By Arthur Z. Schwartz

 

When Donald Trump launched his campaign with a diatribe against Mexicans, the media treated him like the pariah he is. His TV show was cancelled, and Univision cancelled its coverage of the Miss Universe pageant because Trump owned it. But Trump caught the ear of the most backwards, racist segment of the Republican primary electorate, and as his positions in the polls rose, and the TV ratings skyrocketed when he appeared in debates, the media decided to treat him as legitimate.

Adolph Hitler was legitimate. He first came to attention as a candidate for German Chancellor. He ran a campaign addressed to the impoverished population in Germany, which hadn’t fully recovered from World War I, followed by the Depression, and blamed the woes on enemies within—the millions of Jews who populated Germany, many of whom had come there to escape persecution in Bolshevick USSR. One would have thought we had learned from Hitler and those like him. They are shunned and denounced from the outset.

Trump has not only taken on immigrants. He announced in a recent Tweet that 81% of Whites who were murdered in the U.S. were killed by Blacks, when the number was the opposite. He announced that he “saw” Muslim Americans, by the thousands, celebrating in Jersey City as the World Trade Center fell in 2001. He has called for a national registry of people who choose to practice the Muslim religion, some 6.67 million people, similar to Hitler’s registry of Jews. And the media, by broadcasting his hate filled rants as though they were legitimate news, has popularized him more, resulting in the whole Republican presidential candidate field trying to outdo him. It has even seeped over to the Democratic side, with the Mayor of Roanoke, Virginia praising the internment of Japanese Americans during World War II, and 55 House Democrats voting in favor of making it even harder for a Syrian to get refugee status in the U.S.

In the wake of Paris, New Jersey Governor Chris Christie called for the total exclusion and deportation of Syrian refugees – people guilty of nothing other than being Syrians seeking refuge from a devastating civil war. Christie’s call to action was in response to New Jersey having to accept eight Syrian refugees under President Barack Obama’s resettlement effort.

So intense is the anti-immigrant turn to the right in our body politic spurred by Trump that fundamental Constitutional rights are now under serious attack.
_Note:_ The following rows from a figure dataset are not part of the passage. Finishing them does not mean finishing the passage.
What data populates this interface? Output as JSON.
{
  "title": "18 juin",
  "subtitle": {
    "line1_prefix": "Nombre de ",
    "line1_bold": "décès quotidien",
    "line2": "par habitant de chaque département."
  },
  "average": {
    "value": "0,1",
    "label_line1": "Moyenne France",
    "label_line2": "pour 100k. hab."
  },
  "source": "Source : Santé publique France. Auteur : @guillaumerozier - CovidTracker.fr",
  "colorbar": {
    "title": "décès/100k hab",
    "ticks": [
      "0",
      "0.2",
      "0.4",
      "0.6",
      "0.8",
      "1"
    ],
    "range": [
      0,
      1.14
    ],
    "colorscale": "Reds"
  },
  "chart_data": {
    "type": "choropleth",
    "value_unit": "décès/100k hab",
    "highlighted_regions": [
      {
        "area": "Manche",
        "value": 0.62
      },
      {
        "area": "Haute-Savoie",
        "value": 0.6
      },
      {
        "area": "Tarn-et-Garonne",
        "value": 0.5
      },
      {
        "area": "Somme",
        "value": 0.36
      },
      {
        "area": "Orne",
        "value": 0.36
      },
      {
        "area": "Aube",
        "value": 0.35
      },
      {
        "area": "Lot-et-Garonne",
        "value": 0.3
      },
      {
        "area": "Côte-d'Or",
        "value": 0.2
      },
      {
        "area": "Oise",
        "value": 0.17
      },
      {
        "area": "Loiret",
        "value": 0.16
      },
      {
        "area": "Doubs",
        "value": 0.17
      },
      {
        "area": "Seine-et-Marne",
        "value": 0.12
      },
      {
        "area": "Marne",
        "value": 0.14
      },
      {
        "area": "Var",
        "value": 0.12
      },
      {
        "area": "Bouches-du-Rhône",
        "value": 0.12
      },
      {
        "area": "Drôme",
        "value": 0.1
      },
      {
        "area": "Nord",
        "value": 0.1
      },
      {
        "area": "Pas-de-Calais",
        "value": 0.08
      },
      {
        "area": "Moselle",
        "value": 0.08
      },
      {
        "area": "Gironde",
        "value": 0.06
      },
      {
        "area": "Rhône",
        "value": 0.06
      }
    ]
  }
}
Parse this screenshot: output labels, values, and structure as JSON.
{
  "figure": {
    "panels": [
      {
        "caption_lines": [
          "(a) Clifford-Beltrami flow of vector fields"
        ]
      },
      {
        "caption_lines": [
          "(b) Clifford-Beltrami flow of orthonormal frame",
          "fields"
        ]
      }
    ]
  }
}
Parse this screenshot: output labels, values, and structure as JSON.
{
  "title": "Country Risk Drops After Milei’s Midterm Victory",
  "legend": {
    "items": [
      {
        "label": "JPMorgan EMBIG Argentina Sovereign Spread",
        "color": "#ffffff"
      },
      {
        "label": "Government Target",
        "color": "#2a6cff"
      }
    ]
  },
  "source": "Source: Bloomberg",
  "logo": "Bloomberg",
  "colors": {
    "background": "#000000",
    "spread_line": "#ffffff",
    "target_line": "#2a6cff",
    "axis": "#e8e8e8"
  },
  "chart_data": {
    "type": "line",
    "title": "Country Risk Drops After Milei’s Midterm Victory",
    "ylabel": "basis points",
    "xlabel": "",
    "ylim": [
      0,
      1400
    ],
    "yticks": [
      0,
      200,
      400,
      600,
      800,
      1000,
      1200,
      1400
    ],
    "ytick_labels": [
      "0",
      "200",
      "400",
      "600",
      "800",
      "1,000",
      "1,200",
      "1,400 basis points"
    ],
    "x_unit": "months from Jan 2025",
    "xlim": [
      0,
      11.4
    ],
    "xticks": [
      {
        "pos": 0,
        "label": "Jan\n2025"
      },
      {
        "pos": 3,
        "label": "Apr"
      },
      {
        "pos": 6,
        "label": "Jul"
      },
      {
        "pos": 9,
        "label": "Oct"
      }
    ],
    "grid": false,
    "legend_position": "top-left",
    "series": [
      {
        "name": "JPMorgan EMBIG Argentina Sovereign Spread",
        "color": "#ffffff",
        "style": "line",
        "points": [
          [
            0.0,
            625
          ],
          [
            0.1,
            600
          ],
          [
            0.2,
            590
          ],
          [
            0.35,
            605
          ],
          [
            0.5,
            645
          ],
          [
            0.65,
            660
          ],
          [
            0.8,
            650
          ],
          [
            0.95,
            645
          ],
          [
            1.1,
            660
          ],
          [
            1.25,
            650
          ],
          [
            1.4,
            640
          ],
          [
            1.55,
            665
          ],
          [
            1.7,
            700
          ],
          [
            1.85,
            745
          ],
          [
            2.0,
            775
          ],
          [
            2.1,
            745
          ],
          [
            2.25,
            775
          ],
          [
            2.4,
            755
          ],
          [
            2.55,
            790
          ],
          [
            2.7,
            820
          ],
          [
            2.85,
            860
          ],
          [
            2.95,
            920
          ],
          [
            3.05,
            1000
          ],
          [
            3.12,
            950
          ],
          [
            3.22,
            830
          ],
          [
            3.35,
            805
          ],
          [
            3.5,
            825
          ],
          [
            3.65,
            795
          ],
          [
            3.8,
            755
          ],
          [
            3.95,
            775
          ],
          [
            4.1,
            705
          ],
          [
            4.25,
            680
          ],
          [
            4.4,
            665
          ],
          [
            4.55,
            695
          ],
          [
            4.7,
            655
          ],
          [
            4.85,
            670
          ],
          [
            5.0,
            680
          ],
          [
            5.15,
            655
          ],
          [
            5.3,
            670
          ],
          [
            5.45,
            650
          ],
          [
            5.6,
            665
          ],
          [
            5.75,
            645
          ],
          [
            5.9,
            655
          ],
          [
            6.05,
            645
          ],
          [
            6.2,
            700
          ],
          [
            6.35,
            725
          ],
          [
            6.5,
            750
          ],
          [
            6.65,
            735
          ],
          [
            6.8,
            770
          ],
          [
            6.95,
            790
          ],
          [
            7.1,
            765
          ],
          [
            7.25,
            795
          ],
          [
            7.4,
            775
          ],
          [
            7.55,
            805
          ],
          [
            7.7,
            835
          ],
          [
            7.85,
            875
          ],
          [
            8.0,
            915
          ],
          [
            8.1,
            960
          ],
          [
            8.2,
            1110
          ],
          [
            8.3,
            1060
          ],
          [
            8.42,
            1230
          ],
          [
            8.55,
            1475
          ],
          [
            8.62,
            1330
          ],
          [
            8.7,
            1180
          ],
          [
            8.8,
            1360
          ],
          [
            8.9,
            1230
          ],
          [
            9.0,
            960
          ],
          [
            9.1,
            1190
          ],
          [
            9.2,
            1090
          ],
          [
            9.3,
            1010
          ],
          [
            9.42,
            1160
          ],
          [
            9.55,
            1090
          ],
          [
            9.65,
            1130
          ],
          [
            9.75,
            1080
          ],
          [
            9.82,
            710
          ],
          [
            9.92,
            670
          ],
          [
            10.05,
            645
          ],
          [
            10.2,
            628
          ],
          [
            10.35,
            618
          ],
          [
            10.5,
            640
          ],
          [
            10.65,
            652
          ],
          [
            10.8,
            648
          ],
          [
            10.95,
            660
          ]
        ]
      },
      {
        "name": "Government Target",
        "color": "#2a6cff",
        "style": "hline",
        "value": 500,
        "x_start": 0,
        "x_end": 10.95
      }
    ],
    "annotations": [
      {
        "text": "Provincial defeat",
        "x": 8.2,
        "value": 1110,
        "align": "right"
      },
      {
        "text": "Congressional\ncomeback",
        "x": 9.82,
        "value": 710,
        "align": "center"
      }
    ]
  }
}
Even Senator Marco Rubio, who is only eligible to run for President because of birth-right citizenship, now says he is “open to exploring ways of not allowing people who are coming here deliberately for that purpose to acquire citizenship.” Neither of Rubio’s parents were citizens when he was born in Miami in 1971. Ted Cruz, who was born in Canada to an American mother and a Cuban father, and was a Canadian citizen, rails against “outsiders” as well, and wants the US to admit only “Christian immigrants.”

Not since the Anti-Jewish Nuremburg Laws of Nazi Germany has a country suddenly stripped a large number of its people of their right and the right of their children to be a citizen. In so doing Nazi Germany quantified who among their population enjoyed citizenship which varied based on their status and the status of their parents and grandparents. Two years after the Nazi party gained power in Germany through a democratic election, the Reich Citizenship Law and the Law for the Protection of German Blood and German Honor were passed at a special session of the Reichstag held in Nuremberg as part of a large Nazi Party Rally. These laws categorized people into being German, of mixed race, or Jewish. So called “German blooded” people – those who could prove their two parents and four grandparents were not Jewish – were considered German and therefore eligible for citizenship. If you had only one Jewish grandparent you were also considered German blooded and eligible for citizenship. But, if you were three quarters or more Jewish you were ineligible for citizenship. For people whose genetic heritage fell in between, that is to say more than one eighth and less than three quarters Jewish, as time went on, a series of supplemental laws were enacted making them less and less eligible for citizenship. Eventually they and the “three quarter or more” Jews were all put into death camps.

If you think it overly hyperbolic to put the current debate about birth-right status and mass deportation of undocumented immigrants into a context that also includes Adolph Hitler’s removal of German citizenship from Jews, consider that the Republican and former Virginia Gov. Jim Gilmore has called Trump “a fascist” for his ideas on immigration and the creation of a “domestic force” to round up 11 million people for deportation. The reality is, that Trump is appealing to the same base instincts of the poor Whites in America whom the economy has left behind, and the results of the legitimization of his rhetoric will be felt for many years to come – even if he loses. Trump has got to be called out for what he is – not a joke, but a dark force who is a disgrace to the America we have promised our children.


 

Arthur Z. Schwartz is the Democratic District Leader for Greenwich Village.